El refranero está repleto de citas: “para los Santos, la nieve en los altos” o “la nieve en octubre, siete meses cubre” pero el más popular es el que reza: “cuando el grajo vuela bajo, hace un frío del carajo”. Por el momento la nieve no ha hecho acto de presencia, pero el mercurio, de manera especial en las provincias del norte de nuestra Península Ibérica, ya ha bajado de los cero grados, y los grajos ya planean muy cerquita de la hierba. Las pruebas cicloturistas y las competiciones ya casi ha tocado a su fin y lo cierto es que la climatología tampoco invita demasiado a salir a montar en bicicleta, por lo que, quien más y quien menos, imprime algunos cambios en su rutina deportiva.
Salvo un sector de incondicionales -más o menos radicales- de la bicicleta, al resto nos ataca el virus la vaguería. Los fines de semana por la mañana se está muy bien en la cama, la Quebrantahuesos 09 casi se ha borrado de la memoria y la de 2010 todavía es un proyecto poco definido, la hierba del jardín que se ve por la ventana está llena de escarcha y sólo pensar en que se nos quede el sudor frío en el cogote tras afrontar cualquier descenso, nos hace cambiar de rutina sin demasiado esfuerzo.
Los “sensatos” le harán caso a Chema Arguedas y llevarán a cabo un descanso activo, alternando otros deportes y cuidando que la báscula no se convierta en pocas semanas en nuestra enemiga. Para ellos la llegada de la primavera será un punto y seguido, tras el que comprobarán in situ cómo en pocas semanas su cuerpo estará listo para lanzar demarrajes incontestables.

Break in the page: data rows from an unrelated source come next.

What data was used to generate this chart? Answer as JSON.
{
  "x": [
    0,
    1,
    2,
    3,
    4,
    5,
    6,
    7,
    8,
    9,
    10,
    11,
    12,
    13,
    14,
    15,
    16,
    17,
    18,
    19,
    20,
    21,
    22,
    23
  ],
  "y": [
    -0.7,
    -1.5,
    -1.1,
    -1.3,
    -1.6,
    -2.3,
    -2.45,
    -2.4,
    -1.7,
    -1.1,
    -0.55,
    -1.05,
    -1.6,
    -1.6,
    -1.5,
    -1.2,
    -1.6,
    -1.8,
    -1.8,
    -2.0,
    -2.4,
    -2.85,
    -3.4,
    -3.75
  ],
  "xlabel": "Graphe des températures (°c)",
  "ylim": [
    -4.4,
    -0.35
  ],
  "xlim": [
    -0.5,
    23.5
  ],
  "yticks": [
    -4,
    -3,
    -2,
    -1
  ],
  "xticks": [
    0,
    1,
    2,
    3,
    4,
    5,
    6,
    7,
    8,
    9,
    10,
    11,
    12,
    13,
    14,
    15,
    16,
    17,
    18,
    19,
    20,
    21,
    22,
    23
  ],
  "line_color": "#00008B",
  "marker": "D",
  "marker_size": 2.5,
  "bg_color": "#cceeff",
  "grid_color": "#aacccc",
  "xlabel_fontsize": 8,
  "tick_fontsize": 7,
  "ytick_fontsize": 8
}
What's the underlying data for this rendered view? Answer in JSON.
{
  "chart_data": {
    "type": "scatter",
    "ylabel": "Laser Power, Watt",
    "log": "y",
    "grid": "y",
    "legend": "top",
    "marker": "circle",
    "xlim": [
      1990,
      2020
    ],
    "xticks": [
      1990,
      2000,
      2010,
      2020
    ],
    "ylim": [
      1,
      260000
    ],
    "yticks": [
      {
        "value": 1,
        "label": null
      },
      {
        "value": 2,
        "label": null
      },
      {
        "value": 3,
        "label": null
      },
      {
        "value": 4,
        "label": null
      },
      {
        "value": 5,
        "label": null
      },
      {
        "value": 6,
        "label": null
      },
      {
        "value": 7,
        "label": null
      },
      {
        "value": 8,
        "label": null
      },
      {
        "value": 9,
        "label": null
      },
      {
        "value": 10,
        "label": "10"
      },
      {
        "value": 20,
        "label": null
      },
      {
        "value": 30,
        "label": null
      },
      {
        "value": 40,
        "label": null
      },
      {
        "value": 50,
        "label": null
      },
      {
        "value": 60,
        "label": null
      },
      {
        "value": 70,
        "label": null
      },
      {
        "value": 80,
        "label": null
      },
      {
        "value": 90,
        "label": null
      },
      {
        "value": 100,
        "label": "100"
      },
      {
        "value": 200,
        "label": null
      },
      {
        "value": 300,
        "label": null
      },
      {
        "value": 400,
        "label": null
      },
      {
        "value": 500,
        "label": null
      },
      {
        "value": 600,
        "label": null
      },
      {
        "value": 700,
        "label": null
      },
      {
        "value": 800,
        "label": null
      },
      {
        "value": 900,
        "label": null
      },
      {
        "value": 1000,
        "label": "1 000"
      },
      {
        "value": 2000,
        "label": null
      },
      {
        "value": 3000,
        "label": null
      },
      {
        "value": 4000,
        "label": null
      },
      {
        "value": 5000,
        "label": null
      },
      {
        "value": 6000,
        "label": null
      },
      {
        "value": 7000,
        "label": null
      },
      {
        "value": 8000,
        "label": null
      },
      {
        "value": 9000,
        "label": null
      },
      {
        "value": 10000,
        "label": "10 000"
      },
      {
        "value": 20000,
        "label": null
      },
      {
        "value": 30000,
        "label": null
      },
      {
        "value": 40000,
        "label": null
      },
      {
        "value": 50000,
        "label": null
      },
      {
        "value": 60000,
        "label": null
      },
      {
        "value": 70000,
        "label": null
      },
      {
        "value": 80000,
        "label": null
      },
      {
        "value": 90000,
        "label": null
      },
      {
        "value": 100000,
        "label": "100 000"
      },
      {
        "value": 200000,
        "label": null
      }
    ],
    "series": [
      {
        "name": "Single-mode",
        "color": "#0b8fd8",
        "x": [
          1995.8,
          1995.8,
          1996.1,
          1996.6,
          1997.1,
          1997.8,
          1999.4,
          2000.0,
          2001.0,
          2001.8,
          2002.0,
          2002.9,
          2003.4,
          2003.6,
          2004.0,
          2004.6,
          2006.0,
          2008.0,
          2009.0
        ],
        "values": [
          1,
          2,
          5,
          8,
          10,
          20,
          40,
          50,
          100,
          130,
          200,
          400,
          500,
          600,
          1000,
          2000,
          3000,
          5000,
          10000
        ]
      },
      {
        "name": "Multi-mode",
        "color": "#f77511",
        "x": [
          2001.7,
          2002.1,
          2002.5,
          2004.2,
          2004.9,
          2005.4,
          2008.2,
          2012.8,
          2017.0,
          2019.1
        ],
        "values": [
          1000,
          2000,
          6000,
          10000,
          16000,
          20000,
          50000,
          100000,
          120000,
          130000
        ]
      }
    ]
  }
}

Los “pros” ya tienen preparada la bici de ciclocross o la mountain bike y no rebajan la tensión ni una décima: para ellos la bicicleta es la quintaesencia de la existencia y no renuncian a pedalear aunque esté cayéndose el cielo sobre la tierra. Me gustaría saber de donde sacan tiempo para estar los 12 meses del año en forma: ¡qué envidia!
Y por último estamos los “discípulos del oso Yogui”, esos que celebramos lo bien que ha ido la temporada y la de kilómetros que hemos hecho sin habérnoslo
propuesto, comiendo todas las pizzas de las que nos hemos privado durante los meses anteriores en busca de conseguir la mejor relación peso/potencia que, aún sufriendo las peores restricciones gastronómicas, no hemos logrado convertirnos en los escaladores que, de manera continua, pretendemos ser. Y cuando nos hayamos saciado de productos italianos, llegarán los turrones, y luego las torrijas…
Pero la voz de nuestra conciencia es muy puñetera. Seguro que, cuando llevemos algo más de dos semanas sin coger la bici, ya nos andará reconcomiendo la moral y, a la mínima oportunidad, buscaremos cualquier excusa o un momento de sol invernal inesperado para salir a pedalear. Volveremos a escuchar el retintín de nuestra media naranja: “¿a qué hora vendrás a comer?”, “¿Pero no habías dicho que ya no saldrías hasta la primavera?” y otras tantas frases hechas que me ahorro plasmar en esta entrada del blog.
Así que, si no tienes una buena chaquetilla cortavientos, guantes abrigaditos y un buen conjunto de ropa interior térmica, empieza a mirar el presupuesto de que dispones y prepara tu equipación invernal, porque estamos seguros que algún día vas a pisar nieve con tu bici de carretera.